Threes a Charm: Implement Service Catalogs Service Costing and Unit Cost Management Together

4 minute read

Upland Admin

Three is referred to as the triad, the first prime number and “noblest” of all digits; therefore, it’s often considered a lucky number. Well, three in IT is special too. When IT implements the three activities which this blog is focused on, you’ll know that’s where the real IT magic happens. Each one requires commitment, strategy and collaboration to be done correctly. IT organizations that implement a demand management initiative around their service offerings experience almost twice the level of IT success than those that implement just one alone. When all three are implemented together, IT will center its priorities on cutting IT costs, managing IT spend and enabling cost transparency. Service-based IT maturity level correlates with success in the same way that “running IT like a business” is an attribute of IT leadership. It’s important to do all three activities in tandem for the greatest (and most magical) impact.

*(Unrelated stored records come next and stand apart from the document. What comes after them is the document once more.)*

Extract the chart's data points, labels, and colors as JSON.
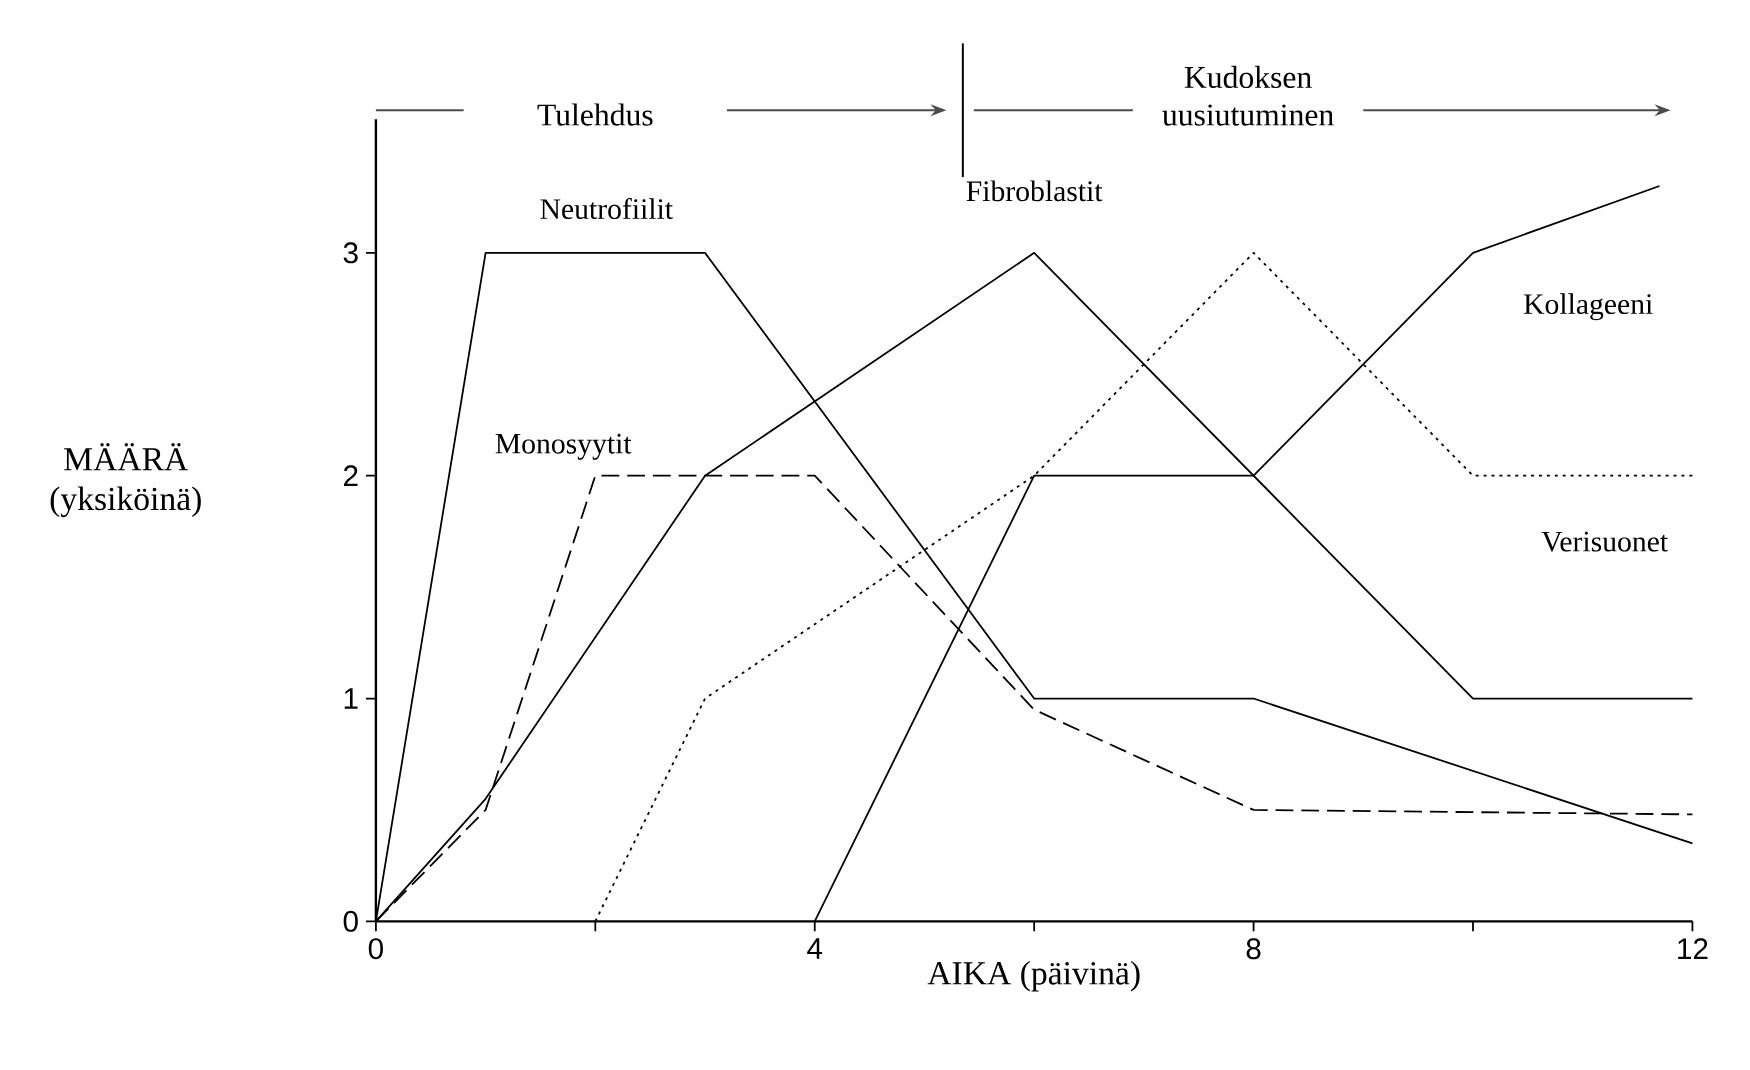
{
  "chart_data": {
    "type": "line",
    "xlabel": "AIKA (päivinä)",
    "ylabel": "MÄÄRÄ (yksiköinä)",
    "annotations": [
      "Tulehdus",
      "Kudoksen uusiutuminen"
    ],
    "xlim": [
      0,
      12
    ],
    "ylim": [
      0,
      3.6
    ],
    "xticks": [
      0,
      {
        "value": 2,
        "label": null
      },
      4,
      {
        "value": 6,
        "label": null
      },
      8,
      {
        "value": 10,
        "label": null
      },
      12
    ],
    "yticks": [
      0,
      1,
      2,
      3
    ],
    "grid": false,
    "legend": false,
    "marker": "none",
    "series": [
      {
        "name": "Neutrofiilit",
        "color": "#000000",
        "line_style": "solid",
        "x": [
          0,
          1,
          3,
          6,
          8,
          12
        ],
        "values": [
          0,
          3,
          3,
          1,
          1,
          0.35
        ]
      },
      {
        "name": "Monosyytit",
        "color": "#000000",
        "line_style": "dashed",
        "x": [
          0,
          1,
          2,
          4,
          6,
          8,
          12
        ],
        "values": [
          0,
          0.5,
          2,
          2,
          0.95,
          0.5,
          0.48
        ]
      },
      {
        "name": "Fibroblastit",
        "color": "#000000",
        "line_style": "solid",
        "x": [
          0,
          1,
          3,
          6,
          8,
          10,
          12
        ],
        "values": [
          0,
          0.55,
          2,
          3,
          2,
          1,
          1
        ]
      },
      {
        "name": "Kollageeni",
        "color": "#000000",
        "line_style": "solid",
        "x": [
          4,
          6,
          8,
          10,
          11.7
        ],
        "values": [
          0,
          2,
          2,
          3,
          3.3
        ]
      },
      {
        "name": "Verisuonet",
        "color": "#000000",
        "line_style": "dotted",
        "x": [
          2,
          3,
          6,
          8,
          10,
          12
        ],
        "values": [
          0,
          1,
          2,
          3,
          2,
          2
        ]
      }
    ]
  }
}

When defining the service catalog, you can expect to hear one of the following opinions:

  • For some, it is basically a “shopping cart” for service requisition. It is an online application with a list of the IT services that allow users to request each one.  It may also have a capability for approval as well as reports on the status of each requisition. Some may then indeed call it a service request and fulfillment.
  • Others describe it as a way to document information about service performance and service levels. It is a digitized repository of SLAs for each service and tracks service performance against SLAs.  I may also measure the business impact of noncompliance. This is the service level management (SLM).
  • Finally for some, it is the tracking of IT finances. It includes a detailed cost model for each service, monitors consumption by LOB (line of business), offers some demand planning features and provides financial reporting.  This is often referred to as the IT Financial Management approach.

When implementing service costing, you can expect the following results:

  • Costs are aligned with consumption, enabling better user decisions (aka demand management) and business analysis such as product or business unit profitability.
  • Resources focused on activities valued by the business and wasted spend are eliminated through cost transparency and technical decision support.
  • Standardized solutions and economies of scale are improved as the true costs are identified
  • Processes and measurements assist in prioritizing activities, benchmarking, and managing and sustaining improvement activities.
  • The IT team’s contribution to overall business profitability are improved.
  • Continuous improvement programs enhance service quality and lower unit costs.

Unit Cost Management is a discipline focused on improved operational management. Service Managers can develop a more effective management role over their offering, managing both costs and revenues. There is clear visibility of redundancies and non-valued service. Greater efficiencies are seen in work management and problem resolution leading also to improved customer service. Identification of cost drivers that create a language for interaction between business and IT. Clear and efficient communication leads to improved planning and implementation of offerings aligned with business requirements.

Implementing a service catalog based on service cost modeled services with a disciplined cost management process can foster a clearer understanding within the business of value delivered by IT.  Charges (prices) are aligned to business controllable consumption, resulting in better decisions.

These types of activities provide a thorough examination of all services and functions being delivered. The IT services and functions are then reviewed by the internal consumers to validate the business value received. Non-value-added services are changed or eliminated. An IT Financial Management (ITFM) Program (including a service catalog, service costing, unit cost management and even chargeback, etc.) will offer the customers the opportunity to influence supply (the IT spend) by controlling the demand for the services. Corresponding cost transparency reduces the need for one-time cost reduction initiatives in the future and leads to continuous process.

Cost savings will be generated and available to invest in new projects or improvements and funds will be available for higher value projects and activities. By running IT more like a business, you’ll gain greater cost transparency, understanding, and business alignment to support operational improvements and corporate changes in the future.

Think of the number three today and how you can create your own magic with your IT activities.